31 Temmuz 1983 yılında 8 bin insanının diri diri toprağa gömülmesinin acısını yaşayan Sayın Mesud Barzani şahsında tüm Barzanilere, ailelerine ve tüm Kürdistan halkına başsağlığı diliyoruz. Kürt halkına bu acıları yaşatan ırkçı Saddam rejimi başta olmak üzere bölge sömürgeci rejimleri lanetliyoruz!

37. yılında Barzan soykırımını lanetliyoruz!

Sömürgeci Irak Baas rejimi tarafından katledilen Barzani ailesinden 8 bin erkeği saygıyla anıyoruz. Soykırımı lanetliyoruz.

31 Temmuz 1983 yılında 8 bin insanının diri diri toprağa gömülmesinin acısını yaşayan Sayın Mesud Barzani şahsında tüm Barzanilere, ailelerine ve tüm Kürdistan halkına başsağlığı diliyoruz. Kürt halkına bu acıları yaşatan ırkçı Saddam rejimi başta olmak üzere bölge sömürgeci rejimleri lanetliyoruz!
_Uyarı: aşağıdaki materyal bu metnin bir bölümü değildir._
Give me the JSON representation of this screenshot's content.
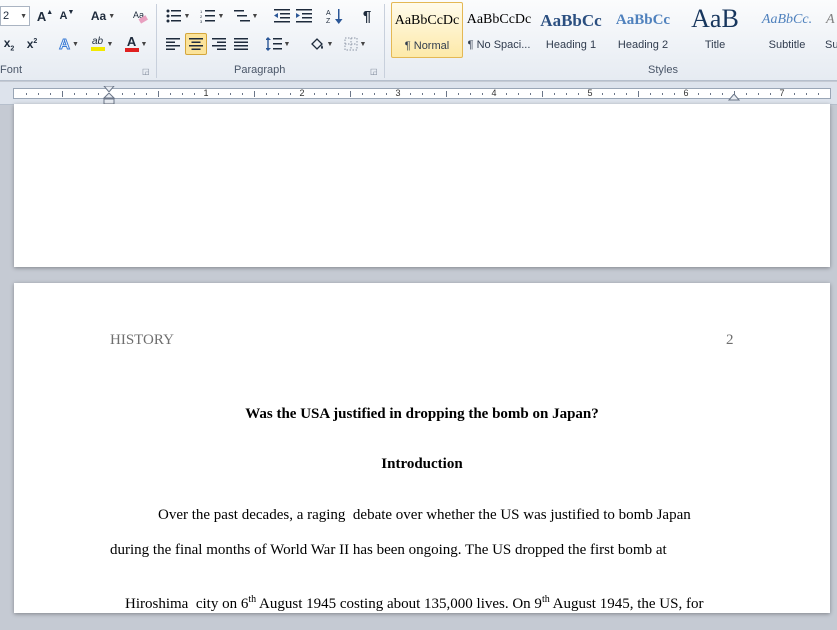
{
  "ribbon": {
    "font_size_value": "2",
    "groups": {
      "font": "Font",
      "paragraph": "Paragraph",
      "styles": "Styles"
    },
    "font_buttons": {
      "grow": "A",
      "shrink": "A",
      "change_case": "Aa",
      "subscript": "x",
      "subscript_mark": "2",
      "superscript": "x",
      "superscript_mark": "2",
      "text_effects": "A",
      "highlight": "ab",
      "font_color": "A"
    },
    "styles": [
      {
        "preview": "AaBbCcDc",
        "name": "¶ Normal"
      },
      {
        "preview": "AaBbCcDc",
        "name": "¶ No Spaci..."
      },
      {
        "preview": "AaBbCc",
        "name": "Heading 1"
      },
      {
        "preview": "AaBbCc",
        "name": "Heading 2"
      },
      {
        "preview": "AaB",
        "name": "Title"
      },
      {
        "preview": "AaBbCc.",
        "name": "Subtitle"
      },
      {
        "preview": "A",
        "name": "Su"
      }
    ],
    "colors": {
      "highlight": "#f2e900",
      "font_color": "#e02020",
      "accent": "#2b5797"
    }
  },
  "ruler": {
    "numbers": [
      "1",
      "2",
      "3",
      "4",
      "5",
      "6",
      "7"
    ]
  },
  "document": {
    "header_left": "HISTORY",
    "page_number": "2",
    "title": "Was the USA justified in dropping the bomb on Japan?",
    "heading": "Introduction",
    "line1": "Over the past decades, a raging  debate over whether the US was justified to bomb Japan",
    "line2": "during the final months of World War II has been ongoing. The US dropped the first bomb at",
    "line3_a": "Hiroshima  city on 6",
    "line3_sup1": "th",
    "line3_b": " August 1945 costing about 135,000 lives. On 9",
    "line3_sup2": "th",
    "line3_c": " August 1945, the US, for"
  }
}
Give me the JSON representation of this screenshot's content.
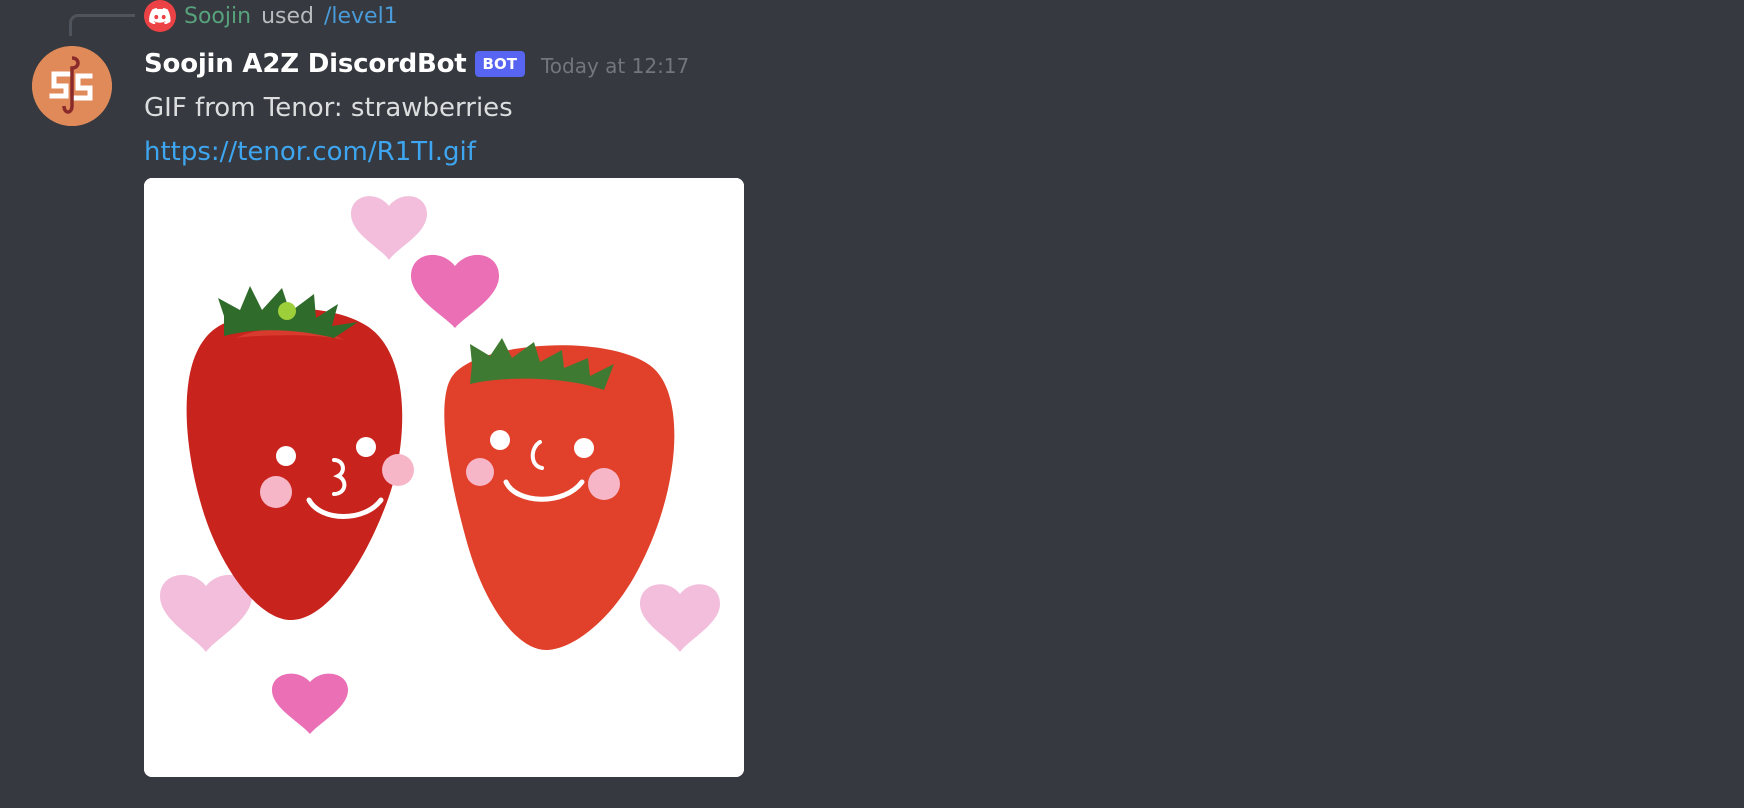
{
  "reply": {
    "user": "Soojin",
    "used_text": "used",
    "command": "/level1",
    "icon": "discord-logo-icon"
  },
  "message": {
    "avatar_icon": "soojin-logo-avatar",
    "username": "Soojin A2Z DiscordBot",
    "badge": "BOT",
    "timestamp": "Today at 12:17",
    "content": "GIF from Tenor: strawberries",
    "link": "https://tenor.com/R1TI.gif"
  },
  "embed": {
    "description": "strawberries gif",
    "icons": [
      "strawberry-left",
      "strawberry-right",
      "heart"
    ]
  },
  "colors": {
    "background": "#36393f",
    "reply_user": "#57a27c",
    "reply_command": "#4a9bd9",
    "badge": "#5865f2",
    "link": "#3ea6f0",
    "avatar": "#e08a5a"
  }
}
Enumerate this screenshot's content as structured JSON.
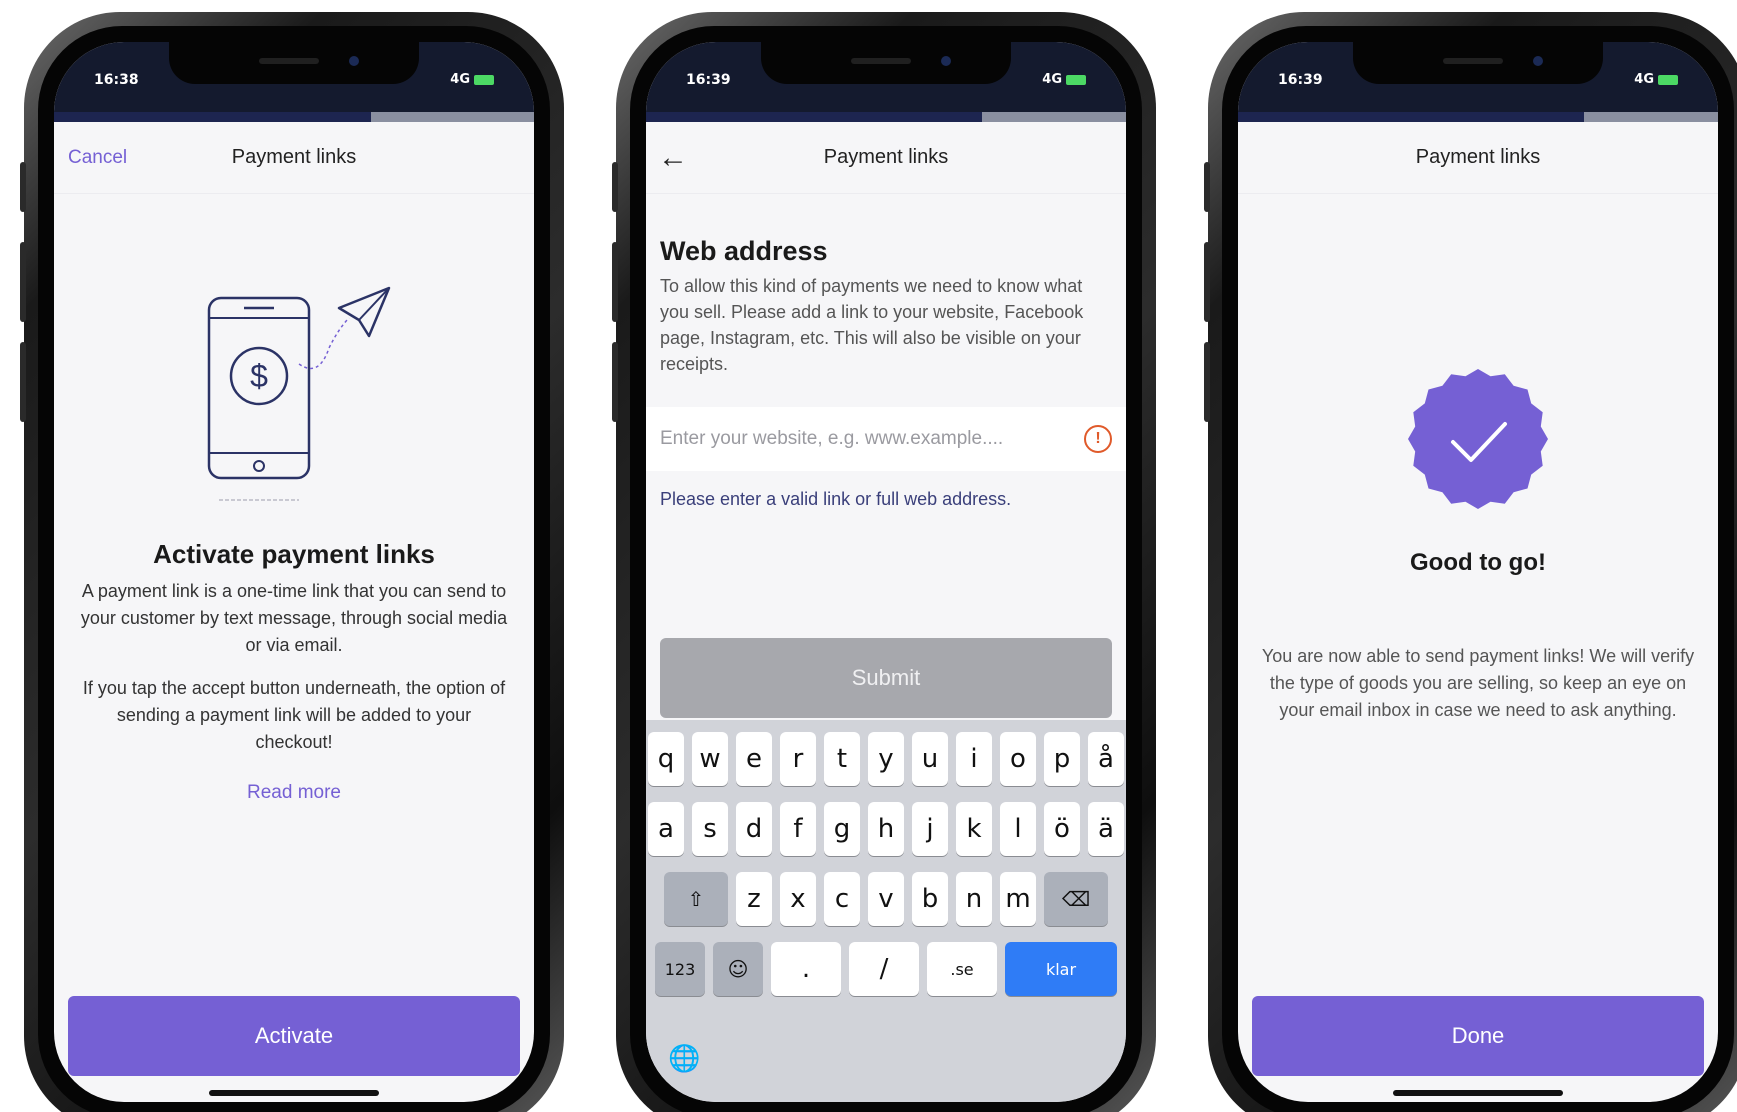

Barzanilerin toplu soykırımını da içeren Enfal Soykırımı Irak Baas rejimi tarafından 8 aşamalı olarak 31 Temmuz 1983’te Barzanilerin Enfali ile başlatıldı. 7 yaşından 85 yaşına kadar Barzanî topluluğu mensubu 8000 erkek Saddam rejimi tarafından Barzan Bölgesi’nden toplatılarak, Hewler’e bağlı Kuştepe ilçesinde bulunan Kudüs ve Kadisiye Toplama Kamplarına getirildiler. Günlerce aç ve susuz bırakılan Barzani topluluğu mensubu binlerce insan arasından 8000 erkek belirsiz bölgelere götürülüp katledildi.

Katledilen 8 bin insandan çok azının kemiklerine ulaşılmış. Ulaşılanların mezarları başına kime ait oldukları bilinçli yazılmamış ki 8 bin insanın aileleri her kes kendi yakını diye gidip o mezarların önünde dua etsin acısını dindirsin diye.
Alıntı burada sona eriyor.